3.Der BGH hat am 24.09.14 (FAMRZ 2014, 1992) festgestellt, dass bei einer gesteigerten Unterhaltspflicht gegenüber Minderjährigen, wenn der Unterhaltsschuldner trotz vollschichtiger Erwerbstätigkeit den Mindestunterhalt nicht sichern kann, ihm eine zumutbare Nebentätigkeit zugerechnet werden kann. Die Unzumutbarkeit muss der Unterhaltsschuldner beweisen.

4. In seinem Urteil vom 23.02.2005 (FAMRZ 2005, 608) stellt der BGH fest, dass jedenfalls dann eine grundsätzliche Obliegenheit besteht Verbraucherinsolvenz zu beantragen, wenn es um den Mindestunterhalt minderjähriger Kinder geht und dieser nicht bedient werden kann. Eine Ausnahme hierzu hat der BGH mit Beschluss vom 19.03.14 (FAMRZ 2014, 923) festgestellt, wenn es sich bei dem finanziellen Engpass nur um eine zeitlich begrenzte finanzielle Unpässlichkeit handelt, weil das Haus verkauft werden soll.

5. Mit Beschluss vom 22.01.2014 (FAMRZ 2014, 637) nimmt der BGH Stellung zu den realen Beschäftigungschancen eines Unterhaltspflichtigen.

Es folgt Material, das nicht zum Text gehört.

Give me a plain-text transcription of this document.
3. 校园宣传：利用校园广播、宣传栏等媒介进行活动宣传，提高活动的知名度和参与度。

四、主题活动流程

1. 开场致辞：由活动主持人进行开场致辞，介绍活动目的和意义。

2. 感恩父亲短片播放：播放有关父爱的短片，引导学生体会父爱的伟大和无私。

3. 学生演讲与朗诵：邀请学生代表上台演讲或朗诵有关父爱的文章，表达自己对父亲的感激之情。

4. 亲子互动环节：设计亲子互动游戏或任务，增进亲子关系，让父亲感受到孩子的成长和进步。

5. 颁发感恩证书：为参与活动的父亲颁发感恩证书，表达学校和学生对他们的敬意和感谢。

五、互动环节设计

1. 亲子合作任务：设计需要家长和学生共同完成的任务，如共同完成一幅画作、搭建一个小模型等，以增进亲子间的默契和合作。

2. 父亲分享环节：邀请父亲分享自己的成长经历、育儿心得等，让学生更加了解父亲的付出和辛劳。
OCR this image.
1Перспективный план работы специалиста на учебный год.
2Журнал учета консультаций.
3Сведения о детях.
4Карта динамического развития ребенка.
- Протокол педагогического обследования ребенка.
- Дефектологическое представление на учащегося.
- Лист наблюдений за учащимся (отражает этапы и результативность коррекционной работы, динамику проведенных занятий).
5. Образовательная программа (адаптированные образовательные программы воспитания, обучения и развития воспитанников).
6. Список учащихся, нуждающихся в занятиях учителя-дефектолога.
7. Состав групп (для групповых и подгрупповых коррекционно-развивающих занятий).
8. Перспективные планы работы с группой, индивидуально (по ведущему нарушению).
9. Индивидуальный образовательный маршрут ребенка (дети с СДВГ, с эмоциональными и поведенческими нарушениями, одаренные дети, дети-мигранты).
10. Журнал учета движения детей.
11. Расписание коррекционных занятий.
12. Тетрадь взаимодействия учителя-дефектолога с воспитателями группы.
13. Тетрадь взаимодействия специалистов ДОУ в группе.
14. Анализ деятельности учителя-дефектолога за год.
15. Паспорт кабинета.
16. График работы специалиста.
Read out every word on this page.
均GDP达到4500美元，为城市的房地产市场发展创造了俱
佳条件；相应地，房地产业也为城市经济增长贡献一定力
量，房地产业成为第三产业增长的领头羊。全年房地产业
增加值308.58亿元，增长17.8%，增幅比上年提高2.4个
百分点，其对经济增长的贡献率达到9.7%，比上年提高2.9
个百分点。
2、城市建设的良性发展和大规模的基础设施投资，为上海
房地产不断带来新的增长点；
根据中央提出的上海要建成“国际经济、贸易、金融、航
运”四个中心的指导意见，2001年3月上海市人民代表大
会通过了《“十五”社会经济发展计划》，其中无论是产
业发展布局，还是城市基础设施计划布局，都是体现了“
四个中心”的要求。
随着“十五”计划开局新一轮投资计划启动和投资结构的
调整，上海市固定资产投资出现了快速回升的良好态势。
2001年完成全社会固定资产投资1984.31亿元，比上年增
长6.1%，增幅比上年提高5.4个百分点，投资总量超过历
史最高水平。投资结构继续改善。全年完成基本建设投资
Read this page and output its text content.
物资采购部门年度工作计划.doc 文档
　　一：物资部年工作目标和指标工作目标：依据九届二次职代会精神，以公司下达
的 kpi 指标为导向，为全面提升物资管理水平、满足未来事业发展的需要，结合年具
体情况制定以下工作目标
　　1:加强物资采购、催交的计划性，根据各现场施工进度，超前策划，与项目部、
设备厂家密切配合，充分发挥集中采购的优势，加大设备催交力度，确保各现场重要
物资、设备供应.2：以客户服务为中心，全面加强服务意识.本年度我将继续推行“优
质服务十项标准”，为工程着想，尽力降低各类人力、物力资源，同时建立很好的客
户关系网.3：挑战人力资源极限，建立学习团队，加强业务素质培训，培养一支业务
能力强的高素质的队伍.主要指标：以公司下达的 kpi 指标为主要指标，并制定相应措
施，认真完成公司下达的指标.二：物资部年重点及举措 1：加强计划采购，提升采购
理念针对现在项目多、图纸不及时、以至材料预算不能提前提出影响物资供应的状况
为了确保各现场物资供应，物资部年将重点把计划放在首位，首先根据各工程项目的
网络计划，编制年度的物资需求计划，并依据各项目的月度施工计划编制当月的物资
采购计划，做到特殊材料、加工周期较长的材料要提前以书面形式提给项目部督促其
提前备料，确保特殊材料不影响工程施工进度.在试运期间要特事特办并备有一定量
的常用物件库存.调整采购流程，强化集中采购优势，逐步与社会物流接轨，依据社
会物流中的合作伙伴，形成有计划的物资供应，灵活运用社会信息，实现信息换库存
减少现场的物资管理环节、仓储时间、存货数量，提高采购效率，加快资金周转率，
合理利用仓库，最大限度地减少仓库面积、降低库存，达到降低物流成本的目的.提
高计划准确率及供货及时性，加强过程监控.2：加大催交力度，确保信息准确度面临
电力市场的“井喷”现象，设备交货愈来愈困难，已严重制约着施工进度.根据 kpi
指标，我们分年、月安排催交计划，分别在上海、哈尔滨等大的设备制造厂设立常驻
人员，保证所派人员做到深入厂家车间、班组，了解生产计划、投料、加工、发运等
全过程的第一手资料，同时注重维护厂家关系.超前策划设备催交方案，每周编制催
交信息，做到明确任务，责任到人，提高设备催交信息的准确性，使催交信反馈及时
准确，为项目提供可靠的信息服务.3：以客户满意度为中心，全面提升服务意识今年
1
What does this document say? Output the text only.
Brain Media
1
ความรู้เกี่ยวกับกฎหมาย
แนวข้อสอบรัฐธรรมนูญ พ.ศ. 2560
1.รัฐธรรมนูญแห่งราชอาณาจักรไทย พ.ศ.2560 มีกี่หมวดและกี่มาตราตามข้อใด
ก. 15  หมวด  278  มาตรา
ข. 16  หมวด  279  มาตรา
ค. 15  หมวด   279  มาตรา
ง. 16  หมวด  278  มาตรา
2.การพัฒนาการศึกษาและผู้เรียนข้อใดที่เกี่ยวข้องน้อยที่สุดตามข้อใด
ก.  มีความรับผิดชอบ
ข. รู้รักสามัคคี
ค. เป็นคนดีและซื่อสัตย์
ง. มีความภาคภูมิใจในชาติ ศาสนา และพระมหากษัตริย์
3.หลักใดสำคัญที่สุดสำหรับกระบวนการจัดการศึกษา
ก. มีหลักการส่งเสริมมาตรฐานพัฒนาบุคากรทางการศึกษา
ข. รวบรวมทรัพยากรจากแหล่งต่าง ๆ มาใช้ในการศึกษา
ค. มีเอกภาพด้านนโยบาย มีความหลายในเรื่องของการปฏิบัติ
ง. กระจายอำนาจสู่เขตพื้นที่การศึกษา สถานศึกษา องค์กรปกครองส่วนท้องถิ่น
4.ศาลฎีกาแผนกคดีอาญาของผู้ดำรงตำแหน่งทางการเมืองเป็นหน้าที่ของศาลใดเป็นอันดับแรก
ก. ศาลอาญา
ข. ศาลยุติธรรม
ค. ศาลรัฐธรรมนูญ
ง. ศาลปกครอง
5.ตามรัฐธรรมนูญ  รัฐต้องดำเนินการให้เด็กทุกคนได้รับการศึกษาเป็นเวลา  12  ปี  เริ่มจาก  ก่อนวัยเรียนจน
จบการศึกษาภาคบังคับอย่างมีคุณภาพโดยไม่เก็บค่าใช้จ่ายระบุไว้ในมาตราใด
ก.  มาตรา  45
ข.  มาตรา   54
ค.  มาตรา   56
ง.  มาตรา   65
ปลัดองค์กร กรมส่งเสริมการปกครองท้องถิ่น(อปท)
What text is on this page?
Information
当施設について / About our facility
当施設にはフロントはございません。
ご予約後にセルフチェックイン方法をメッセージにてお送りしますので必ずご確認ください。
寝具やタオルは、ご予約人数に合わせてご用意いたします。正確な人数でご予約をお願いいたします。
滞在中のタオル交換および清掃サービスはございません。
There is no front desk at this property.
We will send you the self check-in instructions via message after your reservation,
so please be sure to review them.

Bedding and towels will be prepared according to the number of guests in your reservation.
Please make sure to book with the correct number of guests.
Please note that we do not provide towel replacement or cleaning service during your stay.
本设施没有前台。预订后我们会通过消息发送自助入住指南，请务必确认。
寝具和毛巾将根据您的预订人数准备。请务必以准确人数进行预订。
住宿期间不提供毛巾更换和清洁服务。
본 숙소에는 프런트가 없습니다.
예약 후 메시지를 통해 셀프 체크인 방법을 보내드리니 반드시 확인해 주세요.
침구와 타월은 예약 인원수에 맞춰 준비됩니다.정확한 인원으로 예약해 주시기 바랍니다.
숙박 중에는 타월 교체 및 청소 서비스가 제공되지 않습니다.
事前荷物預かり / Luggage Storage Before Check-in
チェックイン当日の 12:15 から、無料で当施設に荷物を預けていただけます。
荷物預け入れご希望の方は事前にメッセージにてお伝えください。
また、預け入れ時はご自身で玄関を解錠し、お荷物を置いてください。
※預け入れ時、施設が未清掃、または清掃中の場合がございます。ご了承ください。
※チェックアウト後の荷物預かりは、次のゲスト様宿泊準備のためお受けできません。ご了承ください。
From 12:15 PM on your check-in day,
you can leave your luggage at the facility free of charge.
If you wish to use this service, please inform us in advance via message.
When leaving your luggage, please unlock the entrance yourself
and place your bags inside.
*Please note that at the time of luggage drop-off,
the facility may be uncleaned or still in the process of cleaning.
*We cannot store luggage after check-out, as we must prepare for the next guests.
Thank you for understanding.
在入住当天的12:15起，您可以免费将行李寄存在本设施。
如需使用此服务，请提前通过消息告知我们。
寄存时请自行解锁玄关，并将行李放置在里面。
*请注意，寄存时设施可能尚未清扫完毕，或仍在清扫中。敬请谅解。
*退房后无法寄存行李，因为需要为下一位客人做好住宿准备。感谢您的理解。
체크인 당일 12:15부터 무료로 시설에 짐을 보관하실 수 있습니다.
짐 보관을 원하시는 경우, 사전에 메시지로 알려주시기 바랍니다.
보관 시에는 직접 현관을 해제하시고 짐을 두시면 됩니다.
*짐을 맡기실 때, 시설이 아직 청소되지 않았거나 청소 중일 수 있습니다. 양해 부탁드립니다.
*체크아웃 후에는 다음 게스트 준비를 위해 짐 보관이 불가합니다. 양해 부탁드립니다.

Er stellt fest, dass für den Nachweis, dass keine reale Beschäftigungschance des Unterhaltspflichtigen vorliegt, natürlich dieser beweispflichtig ist und an die Beweisführung strenge Maßstäbe anzulegen sind. Grundsätzlich seien gesunde Arbeitnehmer im mittleren Lebensalter zu einer vollschichtigen Tätigkeit fähig. Dies soll auch für ungelernte Kräfte oder für Ausländer mit eingeschränkten deutschen Sprachkenntnissen geltend. Nur die Tatsache, dass der Unterhaltsschuldner lange in einem Zeitarbeitsverhältnis war oder lange nur geringfügige Beschäftigungsverhältnisse ausüben konnte, sei noch kein Indiz dafür, dass keine gut bezahlte Stelle zu finden sei. Für den Unterhaltspflichtigen genüge nicht, wenn er bemüht sei sich fortzubilden oder eine Ausbildung zu absolvieren, damit er später einmal dem Kind Unterhalt zahlen könne.
Der Unterhaltsschuldner muss umfangreiche Erwerbsbemühungen nachweisen und dafür ist nicht ausreichend, dass er sich beim Jobcenter um Stellen bemüht hat.

6. Mit Beschluss vom 05.02.2014 (FAMRZ 2014, 538) hat der BGH feststellt, dass beim Elternunterhalt auch der Wohnvorteil des unterhaltspflichtigen Kindes zu berücksichtigen ist. Bislang waren hier nur die Wohnkosten abgezogen worden.

Kindesunterhalt beim Wechselmodell

1. Es liegt weniger als die hälftige Mitbetreuung eines Elternteils vor.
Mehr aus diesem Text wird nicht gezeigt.